Enter these enchanted woods and fields, you who dare. -Anonymous
In the early spring of 1980 I packed up my bags and all my cameras, and with my wife and young son in tow we left for Wales in the United Kingdom.
Somehow I had found a small farm in mid-Wales to live on for two months for very little money. But, before we get to Wales I must backup to the early 1970′s.
It was my way to photograph two to three months a year and the rest would be spent processing, printing, thinking, teaching, gardening and all other means to nurture this person who is me. All of this became entwined with a wanderlust and need of adventure. And with all these feelings and thoughts, I came up with the idea to beg, borrow and plead with people who had houses in far away places, to allow me to stay there during the off seasons in exchange for work I would produce there. This worked on many occasions, usually every other year. This system worked well for me, a penniless, young photographer who loved to get away to places where the hand of man was apparent. I was not interested in the wilderness or in the Grand Tetons of this earth, but rather a more civilized location that had history and patina. For these reasons I was generally drawn to Europe or the Middle East.
So upon landing in London, and after driving eight hours, we arrived at a small sheep farm, sheltered in the hills of mid-Wales. It was scene right out of “How Green Was My Valley.” Other than a few gasoline tractors, nothing had changed since the 19th Century. It felt perfect. Completely removed from my life in Connecticut and the modern world that both appealed and repelled me. Life’s regulator was not the alarm clock, but rather the call of the sheep.
It was lambing season and my young son was adopted by Colin, the families’ twenty-year-old son, who looked right out of central casting with his Harris Tweed jacket, plaid newsboy cap, and green wellies.
Quickly word spread to all the other farmers that an American photographer was taking pictures, and at first they were all reluctant to let me in or to have their pictures taken. But, by the end of my stay I was being beseeched not to leave before I took their picture. Somehow mistrust had grown to trust.
On most days we would get into our tiny rental car and off we would go looking for adventures and pictures. My son had school homework to attend to with my wife as his instructor. We would drive around until I would find a spot that appealed to me. Sometimes it was a farm or a landscape, but whatever it was I would usually get out of the car and proceeded alone to find the next great picture. My wife and son would stay in the car working on his homework. As I was shooting with a large format camera, I couldn’t venture too far from the car, but I would venture through fields and streams looking and more looking.

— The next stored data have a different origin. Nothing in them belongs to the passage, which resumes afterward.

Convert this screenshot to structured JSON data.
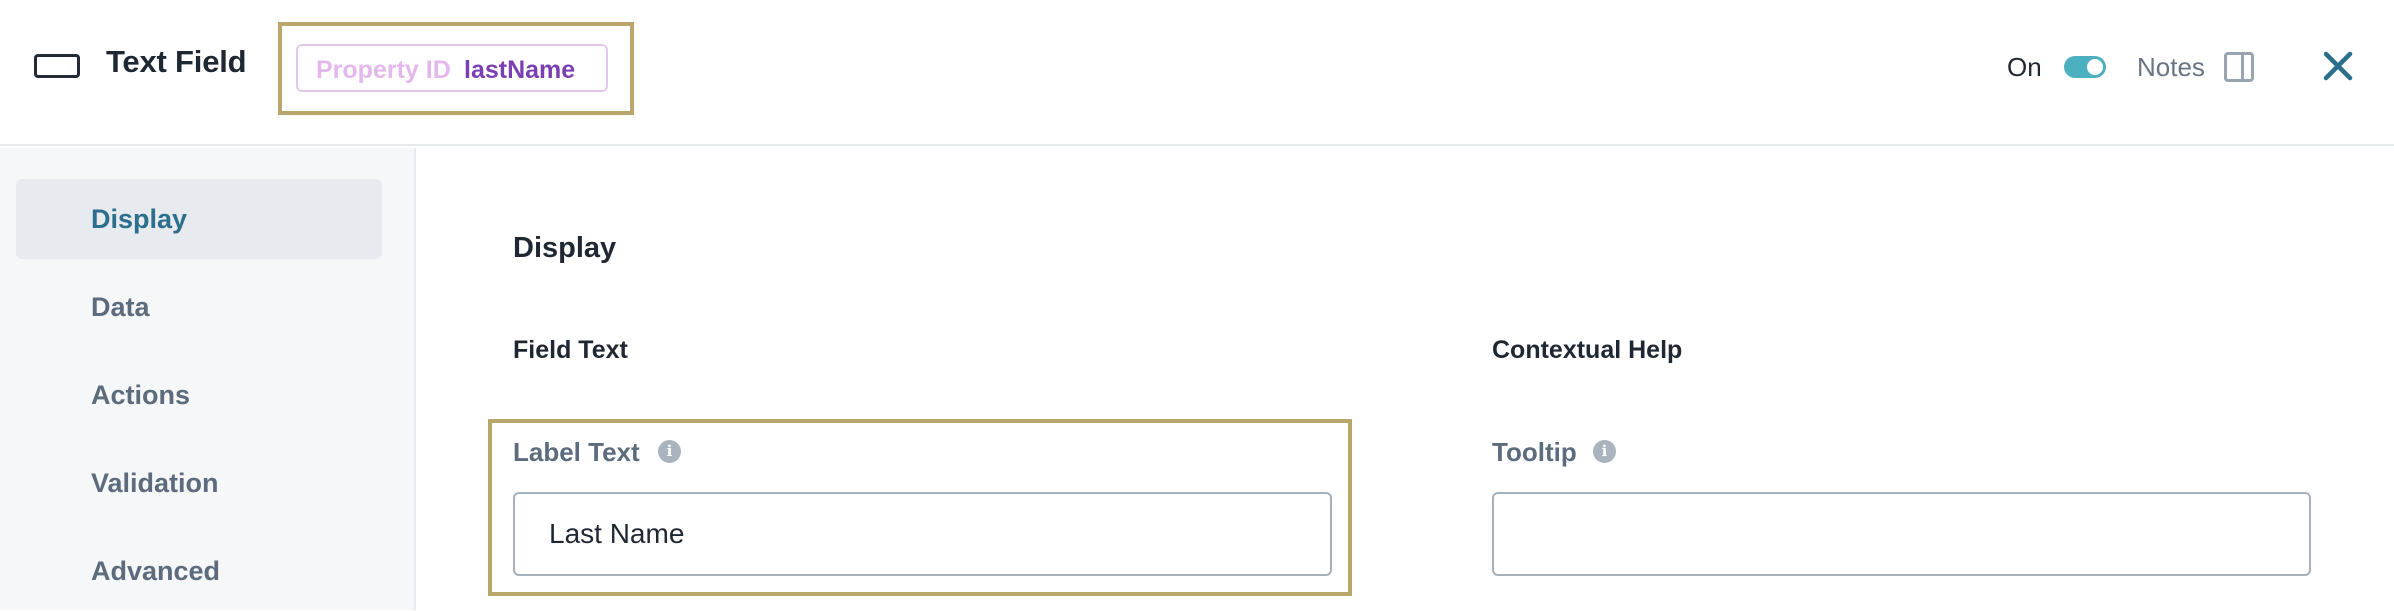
{
  "header": {
    "title": "Text Field",
    "property_id_label": "Property ID",
    "property_id_value": "lastName",
    "on_label": "On",
    "notes_label": "Notes"
  },
  "sidebar": {
    "items": [
      {
        "label": "Display",
        "active": true
      },
      {
        "label": "Data",
        "active": false
      },
      {
        "label": "Actions",
        "active": false
      },
      {
        "label": "Validation",
        "active": false
      },
      {
        "label": "Advanced",
        "active": false
      }
    ]
  },
  "main": {
    "section_title": "Display",
    "field_text": {
      "group_title": "Field Text",
      "label_text_label": "Label Text",
      "label_text_value": "Last Name"
    },
    "contextual_help": {
      "group_title": "Contextual Help",
      "tooltip_label": "Tooltip",
      "tooltip_value": ""
    }
  },
  "colors": {
    "accent": "#4db0c0",
    "highlight_border": "#b9a66a",
    "property_id_value": "#7a3fb2",
    "active_nav_text": "#2b6f8c"
  },
  "icons": {
    "field_type": "text-field-icon",
    "notes": "notes-panel-icon",
    "close": "close-icon",
    "info": "info-icon"
  }
}
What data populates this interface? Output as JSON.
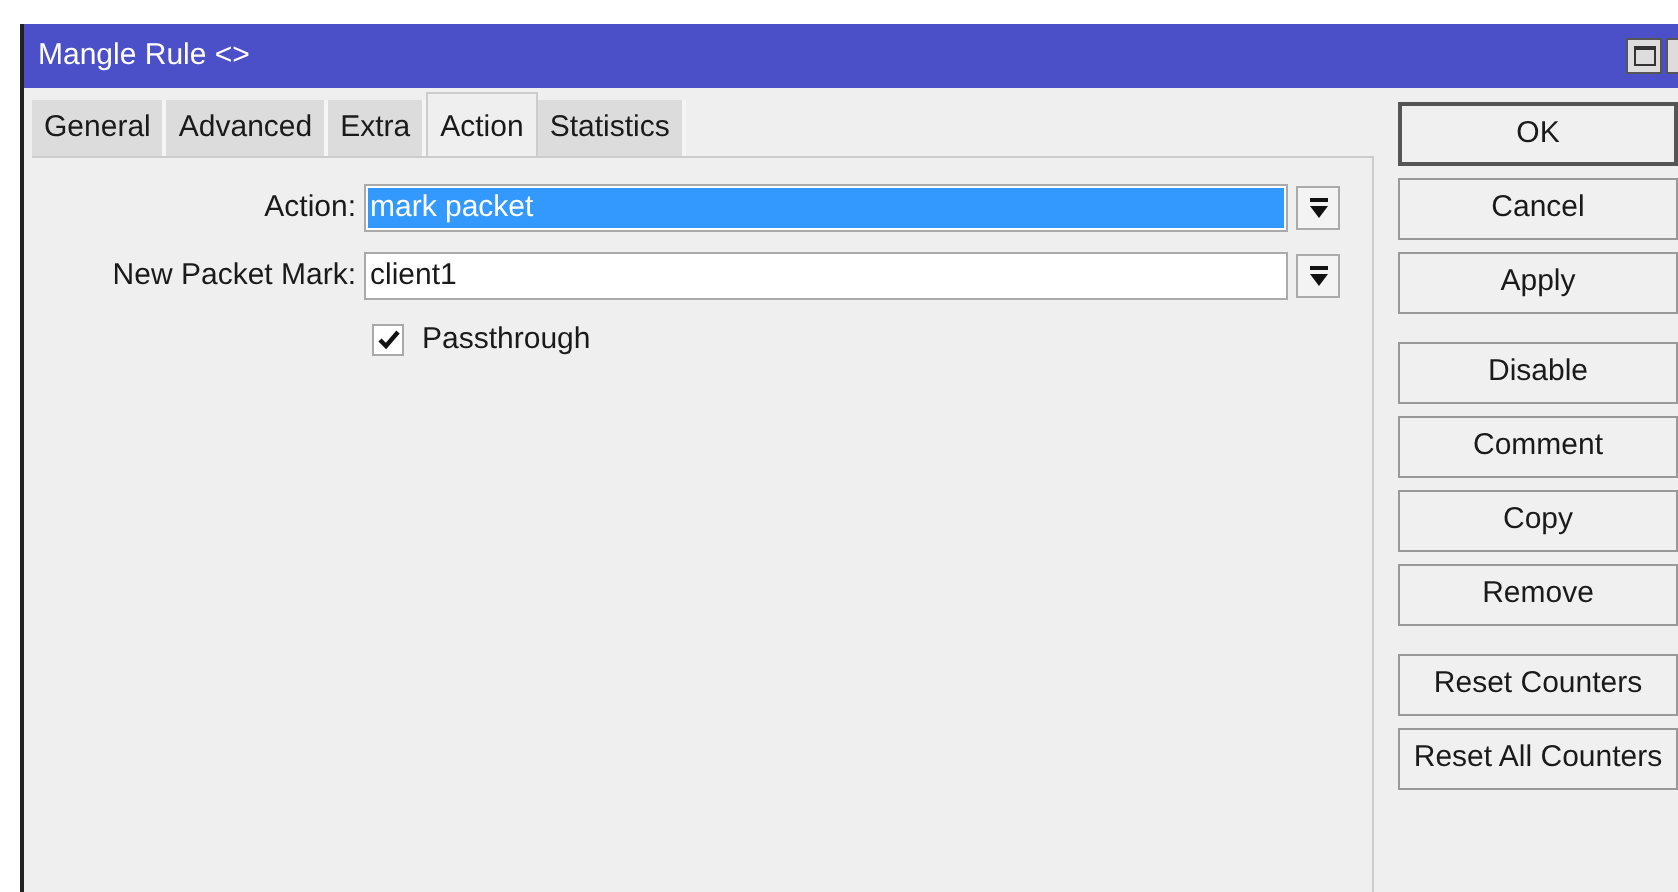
{
  "window": {
    "title": "Mangle Rule <>"
  },
  "tabs": [
    {
      "label": "General",
      "selected": false
    },
    {
      "label": "Advanced",
      "selected": false
    },
    {
      "label": "Extra",
      "selected": false
    },
    {
      "label": "Action",
      "selected": true
    },
    {
      "label": "Statistics",
      "selected": false
    }
  ],
  "fields": [
    {
      "label": "Action:",
      "value": "mark packet",
      "selected": true
    },
    {
      "label": "New Packet Mark:",
      "value": "client1",
      "selected": false
    }
  ],
  "passthrough": {
    "label": "Passthrough",
    "checked": true
  },
  "button_groups": [
    [
      {
        "label": "OK",
        "default": true
      },
      {
        "label": "Cancel",
        "default": false
      },
      {
        "label": "Apply",
        "default": false
      }
    ],
    [
      {
        "label": "Disable",
        "default": false
      },
      {
        "label": "Comment",
        "default": false
      },
      {
        "label": "Copy",
        "default": false
      },
      {
        "label": "Remove",
        "default": false
      }
    ],
    [
      {
        "label": "Reset Counters",
        "default": false
      },
      {
        "label": "Reset All Counters",
        "default": false
      }
    ]
  ]
}
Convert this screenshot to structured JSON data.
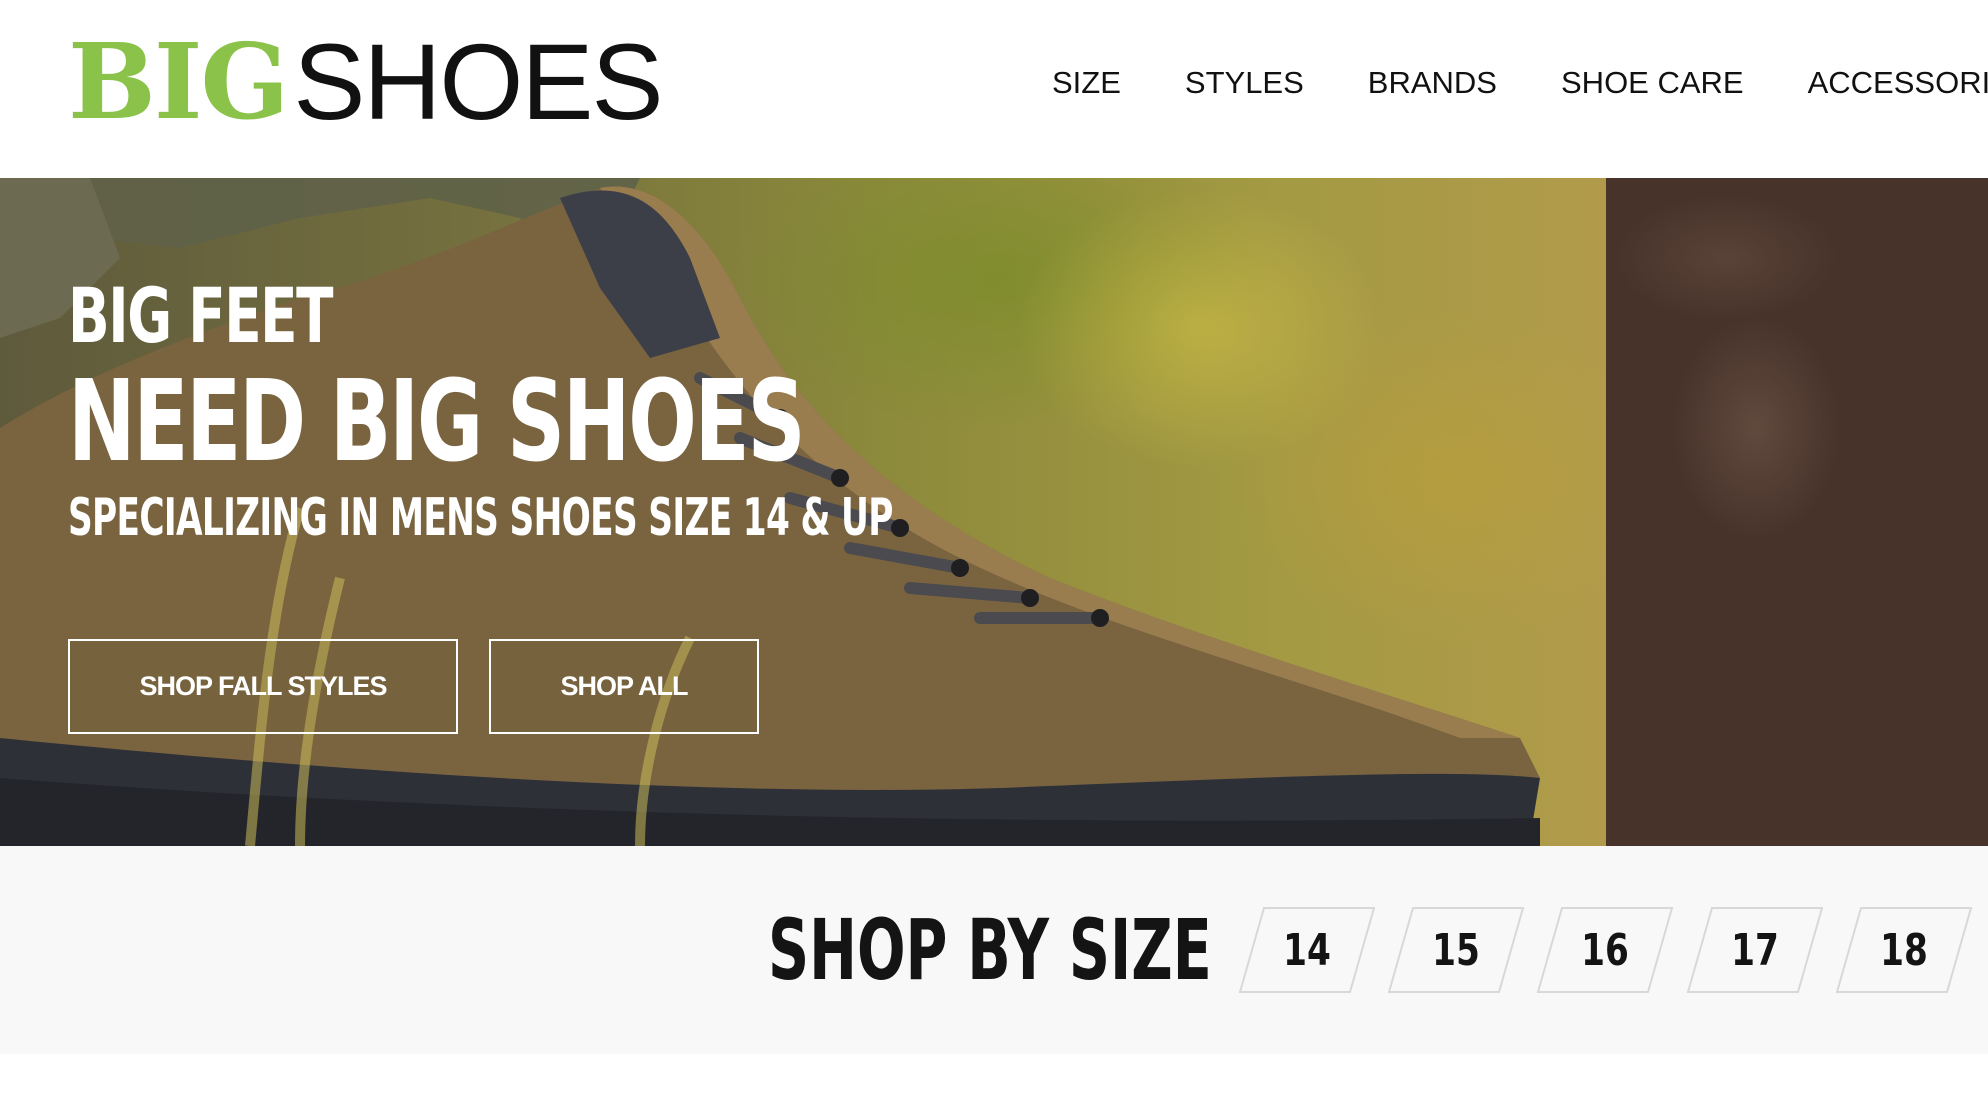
{
  "brand": {
    "logo_big": "BIG",
    "logo_shoes": "SHOES",
    "logo_big_color": "#8bc34a"
  },
  "nav": {
    "items": [
      {
        "label": "SIZE"
      },
      {
        "label": "STYLES"
      },
      {
        "label": "BRANDS"
      },
      {
        "label": "SHOE CARE"
      },
      {
        "label": "ACCESSORIES"
      }
    ]
  },
  "hero": {
    "line1": "BIG FEET",
    "line2": "NEED BIG SHOES",
    "line3": "SPECIALIZING IN MENS SHOES SIZE 14 & UP",
    "buttons": {
      "shop_fall": "SHOP FALL STYLES",
      "shop_all": "SHOP ALL"
    },
    "texture_color": "#48332b"
  },
  "shop_by_size": {
    "title": "SHOP BY SIZE",
    "sizes": [
      "14",
      "15",
      "16",
      "17",
      "18"
    ]
  }
}
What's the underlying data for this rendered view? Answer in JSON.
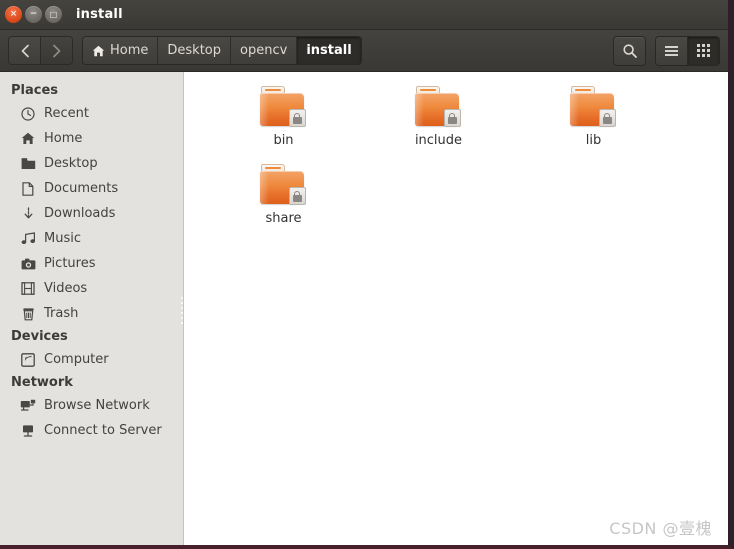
{
  "window": {
    "title": "install",
    "controls": [
      {
        "name": "close",
        "glyph": "×"
      },
      {
        "name": "minimize",
        "glyph": "−"
      },
      {
        "name": "maximize",
        "glyph": "□"
      }
    ]
  },
  "toolbar": {
    "back_label": "‹",
    "forward_label": "›",
    "breadcrumbs": [
      {
        "label": "Home",
        "icon": "home-icon",
        "active": false
      },
      {
        "label": "Desktop",
        "icon": "",
        "active": false
      },
      {
        "label": "opencv",
        "icon": "",
        "active": false
      },
      {
        "label": "install",
        "icon": "",
        "active": true
      }
    ],
    "search_icon": "search-icon",
    "view_list_icon": "list-view-icon",
    "view_grid_icon": "grid-view-icon",
    "active_view": "grid"
  },
  "sidebar": {
    "sections": [
      {
        "heading": "Places",
        "items": [
          {
            "label": "Recent",
            "icon": "clock-icon"
          },
          {
            "label": "Home",
            "icon": "home-icon"
          },
          {
            "label": "Desktop",
            "icon": "folder-icon"
          },
          {
            "label": "Documents",
            "icon": "document-icon"
          },
          {
            "label": "Downloads",
            "icon": "download-icon"
          },
          {
            "label": "Music",
            "icon": "music-note-icon"
          },
          {
            "label": "Pictures",
            "icon": "camera-icon"
          },
          {
            "label": "Videos",
            "icon": "film-icon"
          },
          {
            "label": "Trash",
            "icon": "trash-icon"
          }
        ]
      },
      {
        "heading": "Devices",
        "items": [
          {
            "label": "Computer",
            "icon": "computer-icon"
          }
        ]
      },
      {
        "heading": "Network",
        "items": [
          {
            "label": "Browse Network",
            "icon": "network-icon"
          },
          {
            "label": "Connect to Server",
            "icon": "server-icon"
          }
        ]
      }
    ]
  },
  "files": [
    {
      "label": "bin",
      "type": "folder",
      "emblem": "lock-icon"
    },
    {
      "label": "include",
      "type": "folder",
      "emblem": "lock-icon"
    },
    {
      "label": "lib",
      "type": "folder",
      "emblem": "lock-icon"
    },
    {
      "label": "share",
      "type": "folder",
      "emblem": "lock-icon"
    }
  ],
  "watermark": {
    "text": "CSDN @壹槐"
  },
  "colors": {
    "titlebar": "#3f3d39",
    "sidebar_bg": "#e4e2df",
    "folder_orange": "#ea7a2e",
    "accent_close": "#df4c1c",
    "content_bg": "#ffffff"
  }
}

One afternoon, I saw something (and quite honestly I can’t remember what as I never got the picture) way across a farmer’s field. The farmers always warned me to stay out of their fields because there were bulls in the adjoining fields. I, in my inevitable New York manner, felt I could somehow avoid trouble. I had gotten used to checking the fields to make sure there were no bulls. I also would always check all the gates to make sure they were closed, but obviously on this occasion my eyes betrayed me.
So of I went with my camera, tripod, and film on my back to the other side of the field, where I set up my camera and slowly lost myself under the black cloth to a world that is seen upside down, which ironically begins to feel appropriate after some time. It’s all a very meditative experience. It’s a process that slows me down and allows me to focus clearly on my surroundings and begin to feel a sense of oneness with the world I see in front of my camera.
Just as I was finding the right spot and feeling completely isolated and at peace, I heard a large grunt, which immediately woke me from my reverie.
I poked my head out from under the cloth and there twenty feet from me is an enormous bull with huge horns, grunting and stamping his feet at me. Just the week before I had heard at a local market that a farmer had been seriously gored by a bull. They weren’t sure whether he would recover. With this knowledge and my natural innate fear I grabbed my camera, which was on top of the tripod and swung it toward the bull. He seemed startled for a second and at that moment I started to run across the field with my camera and tripod. Stopping every few seconds to swing it around while the bull began to speed up and come closer to attacking me. He definitely seemed very angry. I on the other hand seemed very scared. All this time I was screaming for my wife and son (although I have no idea what they could have done) to wake up and help. They were in the car with the windows closed working intently on homework, oblivious to the charade that was going on outside.
I was running, the bull was running and finally I was just able to get to the fence and jump over it. Just at that moment the bull right on my heels, smashed into the fence, which finally startled my son and wife enough to look up.
I was completely a wreck, my camera was somehow still intact and the bull never seemed more content. Now that I was gone, he was ready to be my best friend. He left and my wife and son had no idea why I was sweating and shaking.
I had ventured in dangerous territory, which is typical of me. All someone has to say is that something is forbidden or inappropriate or unnecessary and I will be the first to be wandering in places I shouldn’t be. The cardinal rule of photography, as I am sure most of you know, is it is easier to ask for forgiveness than for permission. Luckily this day I was still in enough pieces to be able to mouth the words of thanks be to God for letting me live.